Les vêtements de la semaine ont quitté les tiroirs du jour. Pourtant, les heures passent nues. Dans la durée d’un crayon de bois, l’écriture change de mine. Les phrases allongent ou raccourcissent, s’épointent ou bien s’aiguisent. Une pensée béante aspire la mémoire. Les images percutent le réel. Les métaphores s’étoilent et se fracassent. Les pieds des mots saignent sur les tessons du verbe et les éclats de voix. Je reconstruis la main avec les traces de doigts, la route avec les pas perdus, le cœur avec le sang versé. Il m’arrive de pleurer entre deux pages. Les mots des autres nous parlent de nous-mêmes. L’écriture nous confirme. Je garde mes oreilles à portée de la musique, mes gestes à l’empan des caresses, mes regards à l’image des mots. Je trace un a, j’ajoute un u, j’enlève un t pour transformer la mort en amour.

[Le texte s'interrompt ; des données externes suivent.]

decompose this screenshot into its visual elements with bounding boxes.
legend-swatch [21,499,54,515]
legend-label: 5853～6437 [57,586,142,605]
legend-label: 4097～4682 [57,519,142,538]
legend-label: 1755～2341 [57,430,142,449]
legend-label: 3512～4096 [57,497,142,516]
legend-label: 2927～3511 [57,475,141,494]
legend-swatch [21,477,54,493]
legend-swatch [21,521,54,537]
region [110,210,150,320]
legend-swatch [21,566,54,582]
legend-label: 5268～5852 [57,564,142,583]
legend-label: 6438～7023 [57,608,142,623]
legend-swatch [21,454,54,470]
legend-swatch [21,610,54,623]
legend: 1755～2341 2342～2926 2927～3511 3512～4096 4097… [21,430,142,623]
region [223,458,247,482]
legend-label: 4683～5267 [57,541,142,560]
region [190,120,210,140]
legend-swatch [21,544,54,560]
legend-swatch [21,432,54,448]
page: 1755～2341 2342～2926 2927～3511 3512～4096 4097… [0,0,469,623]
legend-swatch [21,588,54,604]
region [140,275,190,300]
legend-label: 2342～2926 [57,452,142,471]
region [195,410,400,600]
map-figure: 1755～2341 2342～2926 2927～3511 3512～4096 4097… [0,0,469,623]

Le temps ne penche plus son dos pour regarder la terre. Il écrase les fleurs avec ses gros sabots. Le temps n’est plus du sable mais du béton armé. Parmi tant d’écrans de fumée, on finit tous par avoir des yeux de verre où se reflète le vide. On ne sait plus ce qui remue dans l’homme. Le ciel ne pénètre plus dans l’âme. Tant d’inconnus se croisent sur un même visage. Il arrive quand même que la beauté surgisse, tenant la vie entre ses doigts comme un quignon de pain.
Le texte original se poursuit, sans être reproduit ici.